The ongoing staffing constraints mean that delivering the EMA's work programme for Q4 2019 will be "challenging", the regulator said, "particularly in view of the need to implement new legislation for veterinary medicines and medical devices, which will bring additional workload".
Its total "available workforce" is now roughly 730 people, compared with 776 in June, according to highlights
published on Friday from its October 2019 board meeting, that was held on Thursday.
After the EMA uprooted from its London headquarters to Amsterdam following the UK's vote to leave the European Union, many staff were still working remotely in England while deciding whether to make the move. In May, EMA chief Guido Rasi said there were still 312 people 'teleworking' (APMHE 63099
These interim arrangements have now "largely come to an end", the EMA said, suggesting the roughly 730 have made their decisions.
The 6% decline is less than that forecasts aired by the EMA following its June board meeting
, when the regulator said it is "still anticipating a staff loss of between 20-25%". Its staff had then already fallen from 901 at the end of 2018 to 776 in early June.

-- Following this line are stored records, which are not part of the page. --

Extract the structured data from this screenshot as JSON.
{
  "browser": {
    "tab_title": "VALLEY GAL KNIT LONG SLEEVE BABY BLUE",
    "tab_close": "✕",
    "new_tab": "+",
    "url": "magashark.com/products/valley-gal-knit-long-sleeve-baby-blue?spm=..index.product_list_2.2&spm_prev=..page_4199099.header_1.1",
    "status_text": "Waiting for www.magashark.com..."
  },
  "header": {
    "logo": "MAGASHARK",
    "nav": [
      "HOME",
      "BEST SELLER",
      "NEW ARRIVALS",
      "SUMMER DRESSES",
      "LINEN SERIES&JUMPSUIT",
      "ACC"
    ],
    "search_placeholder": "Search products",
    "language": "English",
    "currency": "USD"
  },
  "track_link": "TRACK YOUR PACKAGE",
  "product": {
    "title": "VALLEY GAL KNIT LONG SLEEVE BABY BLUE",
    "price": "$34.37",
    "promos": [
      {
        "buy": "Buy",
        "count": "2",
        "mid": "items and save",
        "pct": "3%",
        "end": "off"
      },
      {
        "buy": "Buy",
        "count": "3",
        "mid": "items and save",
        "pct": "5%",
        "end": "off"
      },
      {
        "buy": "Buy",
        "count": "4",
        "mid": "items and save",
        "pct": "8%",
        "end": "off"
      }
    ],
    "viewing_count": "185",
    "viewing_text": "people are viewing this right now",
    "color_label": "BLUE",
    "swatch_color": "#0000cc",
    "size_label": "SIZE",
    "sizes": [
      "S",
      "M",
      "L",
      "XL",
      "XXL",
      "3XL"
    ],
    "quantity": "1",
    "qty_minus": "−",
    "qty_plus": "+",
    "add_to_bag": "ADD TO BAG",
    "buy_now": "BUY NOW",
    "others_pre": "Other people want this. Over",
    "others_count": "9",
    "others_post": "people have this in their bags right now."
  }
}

It said at the time that despite a recruitment drive to replace those deciding not to move to Amsterdam, "the agency does not anticipate reaching its previous headcount, which included a large number of colleagues on short-term local contracts".
Delivering the work programme in the fourth quarter will be challenging, the regulator said this week.

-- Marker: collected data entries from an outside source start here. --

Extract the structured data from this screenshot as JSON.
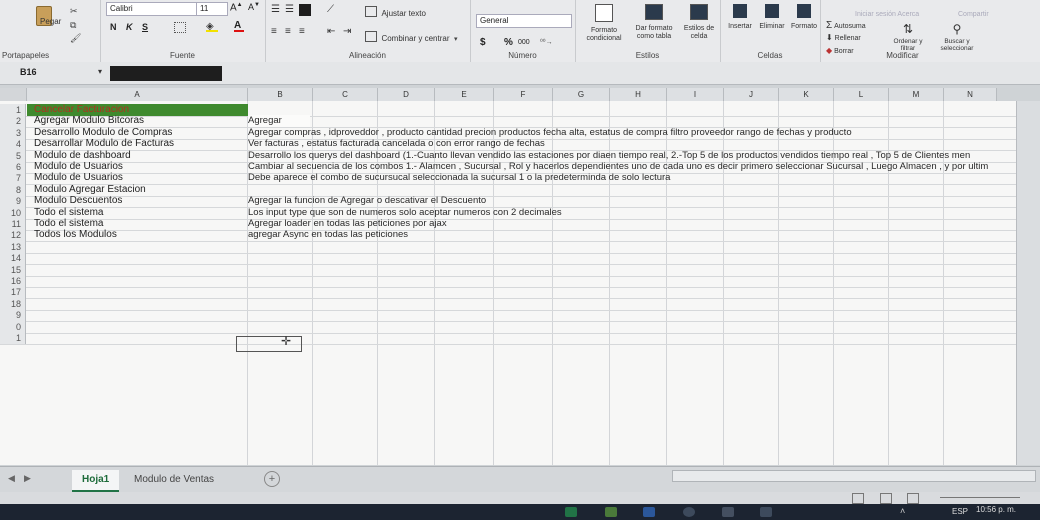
{
  "ribbon": {
    "paste_label": "Pegar",
    "clipboard_label": "Portapapeles",
    "font_name": "Calibri",
    "font_size": "11",
    "font_group_label": "Fuente",
    "bold_label": "N",
    "italic_label": "K",
    "underline_label": "S",
    "wrap_label": "Ajustar texto",
    "merge_label": "Combinar y centrar",
    "alignment_label": "Alineación",
    "number_format": "General",
    "number_label": "Número",
    "currency_symbol": "$",
    "percent_symbol": "%",
    "thousands_label": "000",
    "cond_format_label": "Formato condicional",
    "format_table_label": "Dar formato como tabla",
    "cell_styles_label": "Estilos de celda",
    "styles_group_label": "Estilos",
    "insert_label": "Insertar",
    "delete_label": "Eliminar",
    "format_label": "Formato",
    "cells_group_label": "Celdas",
    "autosum_label": "Autosuma",
    "fill_label": "Rellenar",
    "clear_label": "Borrar",
    "sort_label": "Ordenar y filtrar",
    "find_label": "Buscar y seleccionar",
    "modify_group_label": "Modificar",
    "top_hint": "Iniciar sesión Acerca",
    "share_label": "Compartir"
  },
  "formula_bar": {
    "name_box": "B16"
  },
  "columns": [
    "A",
    "B",
    "C",
    "D",
    "E",
    "F",
    "G",
    "H",
    "I",
    "J",
    "K",
    "L",
    "M",
    "N"
  ],
  "rows": [
    {
      "n": "1",
      "a": "Cancelar Facturacion",
      "b": ""
    },
    {
      "n": "2",
      "a": "Agregar Modulo Bitcoras",
      "b": "Agregar"
    },
    {
      "n": "3",
      "a": "Desarrollo Modulo de Compras",
      "b": "Agregar compras , idproveddor , producto cantidad precion productos fecha alta, estatus de compra  filtro proveedor rango de fechas y producto"
    },
    {
      "n": "4",
      "a": "Desarrollar Modulo de Facturas",
      "b": "Ver facturas , estatus facturada cancelada o con error  rango de fechas"
    },
    {
      "n": "5",
      "a": "Modulo de dashboard",
      "b": "Desarrollo los querys del dashboard (1.-Cuanto llevan vendido las estaciones por diaen tiempo real, 2.-Top 5 de los productos vendidos  tiempo real , Top 5 de Clientes men"
    },
    {
      "n": "6",
      "a": "Modulo de Usuarios",
      "b": "Cambiar al secuencia de los combos 1.- Alamcen , Sucursal  , Rol y hacerlos dependientes uno de cada uno es decir primero seleccionar Sucursal , Luego Almacen , y por ultim"
    },
    {
      "n": "7",
      "a": "Modulo de Usuarios",
      "b": "Debe aparece el combo de sucursucal seleccionada la sucursal 1 o la predeterminda de solo lectura"
    },
    {
      "n": "8",
      "a": "Modulo Agregar Estacion",
      "b": ""
    },
    {
      "n": "9",
      "a": "Modulo Descuentos",
      "b": "Agregar la funcion de Agregar o descativar el Descuento"
    },
    {
      "n": "10",
      "a": "Todo el sistema",
      "b": "Los input type que son de numeros solo aceptar numeros con 2 decimales"
    },
    {
      "n": "11",
      "a": "Todo el sistema",
      "b": "Agregar loader en todas las peticiones por ajax"
    },
    {
      "n": "12",
      "a": "Todos los Modulos",
      "b": "agregar Async en todas las peticiones"
    },
    {
      "n": "13",
      "a": "",
      "b": ""
    },
    {
      "n": "14",
      "a": "",
      "b": ""
    },
    {
      "n": "15",
      "a": "",
      "b": ""
    },
    {
      "n": "16",
      "a": "",
      "b": ""
    },
    {
      "n": "17",
      "a": "",
      "b": ""
    },
    {
      "n": "18",
      "a": "",
      "b": ""
    },
    {
      "n": "9",
      "a": "",
      "b": ""
    },
    {
      "n": "0",
      "a": "",
      "b": ""
    },
    {
      "n": "1",
      "a": "",
      "b": ""
    }
  ],
  "sheets": {
    "tab1": "Hoja1",
    "tab2": "Modulo de Ventas",
    "add": "+"
  },
  "taskbar": {
    "lang": "ESP",
    "time": "10:56 p. m."
  },
  "colors": {
    "header_fill": "#3f8a2e",
    "header_text": "#b0311f",
    "accent": "#217346"
  }
}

Rasi is now reviewing the EMA's organisational structure as a result and is looking to set up task forces to continue work in key priority areas, including digital business transformation, data analytics and methods, regulatory science and innovation and clinical trials and manufacturing strategy, it said.

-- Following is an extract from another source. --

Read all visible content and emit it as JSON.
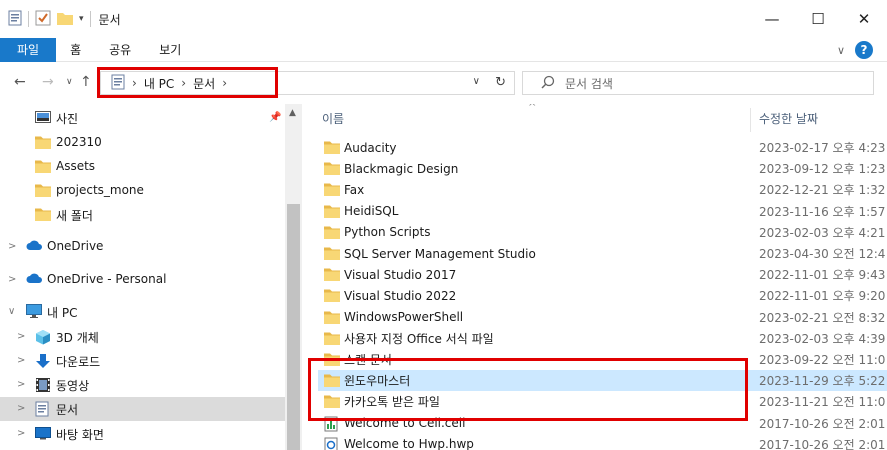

"Operations in the area of human medicines will be integrated to strengthen the therapeutic focus all along a medicine's lifecycle, with the ultimate aim of assuring the quality of scientific opinions and further improving support to EMA’s scientific committees," it added.
"Overall, this will ensure that the Agency is geared up for the future with more efficient processes firmly rooted in digital technology to keep pace with rapid advances in science. More information will be shared with stakeholders in due course."
New building ready in November
EMA staff are currently working from a temporary headquarters in Amsterdam. The new headquarters in Amsterdam Zuid will be completed in November as planned (APMHE 56783
) and the building will be handed over to the EMA on 15 November, it said.
"Between mid-November and January, moving of equipment, IT configuration and testing will take place so that staff can move in during the week starting 13 January 2020."